Midmorning on the second day, we got a low-pressure alert from the right rear tire on the car indicating 28 psi. The manual does caution that radio frequency (RF) interference is always possible, but with serialized identification of each sensor, RF interference and cross-talk have been highly minimized. My first thought was that of a doubting Thomas. This just had to be a false alarm, but I pulled over at the next opportunity and went back to see what the problem might be. The tire looked a little low so I unscrewed the sensor and checked the pressure. It should have been 34 psi but was down to 26 psi, and I found a nail in the tread. After repair we were on our way again, without any damage.
That evening I installed the remote antenna but did not see any significant improvement in reception. This could have been because the two locations I tried may not have been appropriate. Before departing Colorado for our Vermont destination, I removed the remote antenna and installed the repeater in the rear of the coach. With the repeater operating, we received only one failed “check-in” during the trip. One time we did get a false alarm, but the pressure displayed on the monitor was not a low tire but a normal tire pressure. Apparently, this was genuine RF interference. I turned the system off and then back on. Within a few minutes, all the sensors checked in normally.

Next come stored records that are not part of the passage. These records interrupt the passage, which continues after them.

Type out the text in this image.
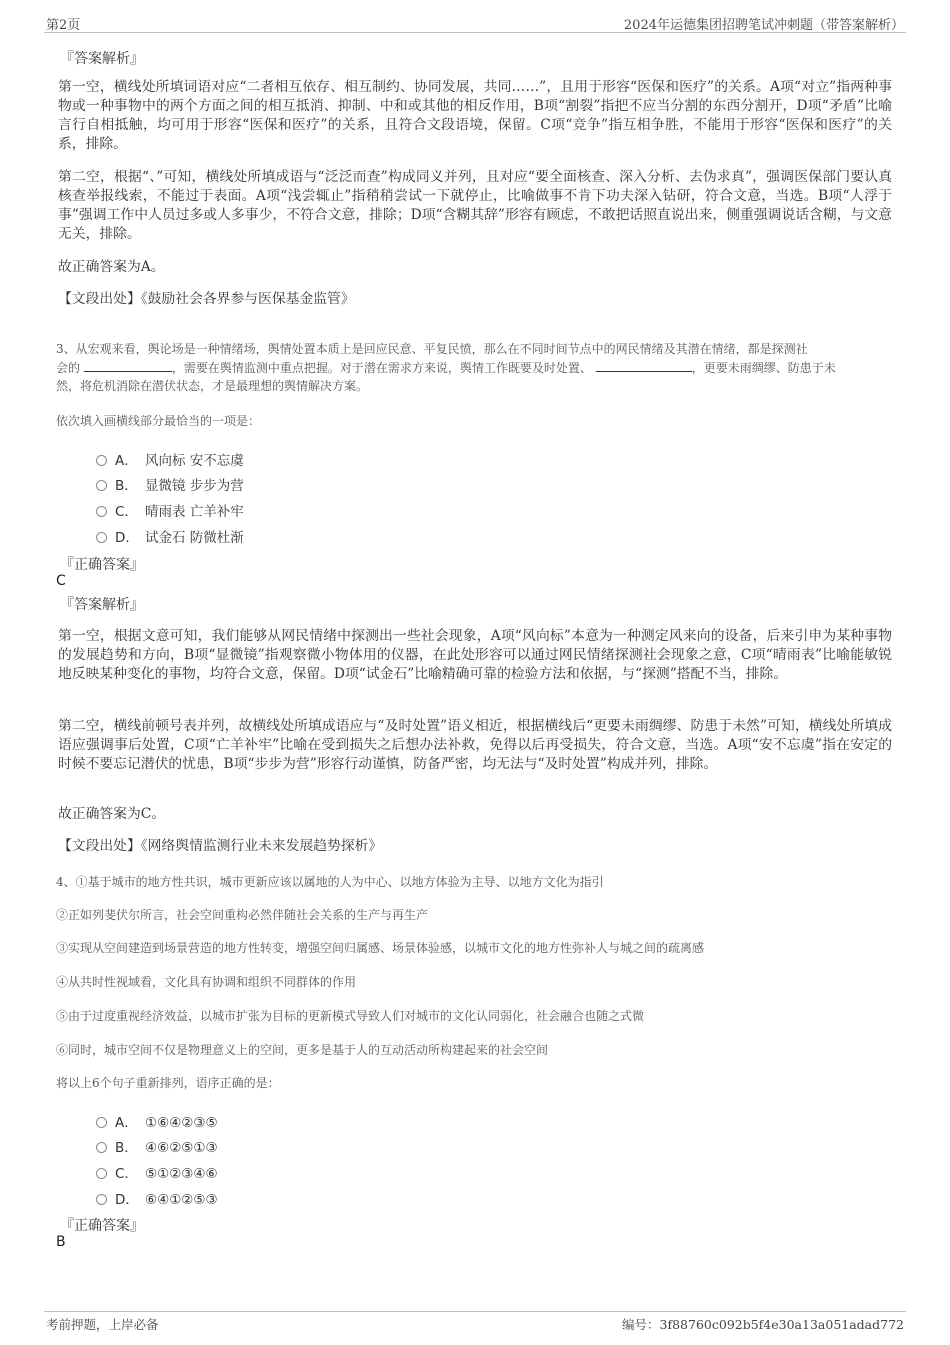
第2页	2024年运德集团招聘笔试冲刺题（带答案解析）
『答案解析』
第一空，横线处所填词语对应“二者相互依存、相互制约、协同发展，共同……”，且用于形容“医保和医疗”的关系。A项“对立”指两种事物或一种事物中的两个方面之间的相互抵消、抑制、中和或其他的相反作用，B项“割裂”指把不应当分割的东西分割开，D项“矛盾”比喻言行自相抵触，均可用于形容“医保和医疗”的关系，且符合文段语境，保留。C项“竞争”指互相争胜，不能用于形容“医保和医疗”的关系，排除。
第二空，根据“、”可知，横线处所填成语与“泛泛而查”构成同义并列，且对应“要全面核查、深入分析、去伪求真”，强调医保部门要认真核查举报线索，不能过于表面。A项“浅尝辄止”指稍稍尝试一下就停止，比喻做事不肯下功夫深入钻研，符合文意，当选。B项“人浮于事”强调工作中人员过多或人多事少，不符合文意，排除；D项“含糊其辞”形容有顾虑，不敢把话照直说出来，侧重强调说话含糊，与文意无关，排除。
故正确答案为A。
【文段出处】《鼓励社会各界参与医保基金监管》
3、从宏观来看，舆论场是一种情绪场，舆情处置本质上是回应民意、平复民愤，那么在不同时间节点中的网民情绪及其潜在情绪，都是探测社
会的	，需要在舆情监测中重点把握。对于潜在需求方来说，舆情工作既要及时处置、	，更要未雨绸缪、防患于未
然，将危机消除在潜伏状态，才是最理想的舆情解决方案。
依次填入画横线部分最恰当的一项是：
A． 风向标 安不忘虞
B． 显微镜 步步为营
C． 晴雨表 亡羊补牢
D． 试金石 防微杜渐
『正确答案』
C
『答案解析』
第一空，根据文意可知，我们能够从网民情绪中探测出一些社会现象，A项“风向标”本意为一种测定风来向的设备，后来引申为某种事物的发展趋势和方向，B项“显微镜”指观察微小物体用的仪器，在此处形容可以通过网民情绪探测社会现象之意，C项“晴雨表”比喻能敏锐地反映某种变化的事物，均符合文意，保留。D项“试金石”比喻精确可靠的检验方法和依据，与“探测”搭配不当，排除。
第二空，横线前顿号表并列，故横线处所填成语应与“及时处置”语义相近，根据横线后“更要未雨绸缪、防患于未然”可知，横线处所填成语应强调事后处置，C项“亡羊补牢”比喻在受到损失之后想办法补救，免得以后再受损失，符合文意，当选。A项“安不忘虞”指在安定的时候不要忘记潜伏的忧患，B项“步步为营”形容行动谨慎，防备严密，均无法与“及时处置”构成并列，排除。
故正确答案为C。
【文段出处】《网络舆情监测行业未来发展趋势探析》
4、①基于城市的地方性共识，城市更新应该以属地的人为中心、以地方体验为主导、以地方文化为指引
②正如列斐伏尔所言，社会空间重构必然伴随社会关系的生产与再生产
③实现从空间建造到场景营造的地方性转变，增强空间归属感、场景体验感，以城市文化的地方性弥补人与城之间的疏离感
④从共时性视域看，文化具有协调和组织不同群体的作用
⑤由于过度重视经济效益，以城市扩张为目标的更新模式导致人们对城市的文化认同弱化，社会融合也随之式微
⑥同时，城市空间不仅是物理意义上的空间，更多是基于人的互动活动所构建起来的社会空间
将以上6个句子重新排列，语序正确的是：
A． ①⑥④②③⑤
B． ④⑥②⑤①③
C． ⑤①②③④⑥
D． ⑥④①②⑤③
『正确答案』
B
考前押题，上岸必备	编号：3f88760c092b5f4e30a13a051adad772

To display the tire pressures at any time, just use the up or down buttons to scroll through the tire locations. This feature is very convenient for checking the tires each morning. The transmitter specifications state the pressure to be accurate to 5 percent, but most are within 2 percent.
Four different monitors are available that will accommodate virtually any vehicle or combination of vehicles from four to 34 tires. The monitor measures 6½ inches by 3 inches by ½-inch, is very lightweight, and can be positioned anywhere in the driver’s field of view. The current price of the monitor is $190 and each sensor is $50. The system is relatively easy to install and can be moved from one vehicle to another with no hassle. The company claims the batteries in the sensors have an expected life of about 3 years. When not in use, the sensors may be removed to extend battery life. (If doing so, mark the location of each sensor, as they must be put back on the same tire; otherwise, the installation procedure will have to be repeated.) When new batteries are needed, the company will exchange the sensors for just the price of the battery, expected to be about $25 each. Each system comes with a one-year limited warranty.
So far, the PressurePro system has performed as represented and I feel a better comfort level, especially with the towed car. More information, including locations of distributors such as L&S Safety Solutions LLC, is available at the manufacturer’s Web site “” www.advantagepressurepro.com “” or by calling (800) 959-3505.
PressurePro With The Crossfire System
If your duals are equipped with the Crossfire dual tire pressure equalization system from Dual Dynamics, a modified air hose must be used in order to be able to attach a PressurePro sensor to each of the dual tires. For about $40 Crossfire will send you a pair of hoses that have been fitted with an extra valve stem to be used on the inside dual. Without the second sensor on the Crossfire system, a low-pressure alarm would be sent only in the event of deflation of the outside dual. To ensure a proper fit, measure the existing hoses before ordering their replacement. After installation, reinflate the duals to the proper pressure, as some air will be lost in the process. When installing the sensors, be sure to identify the inside and outside positions correctly on the monitor.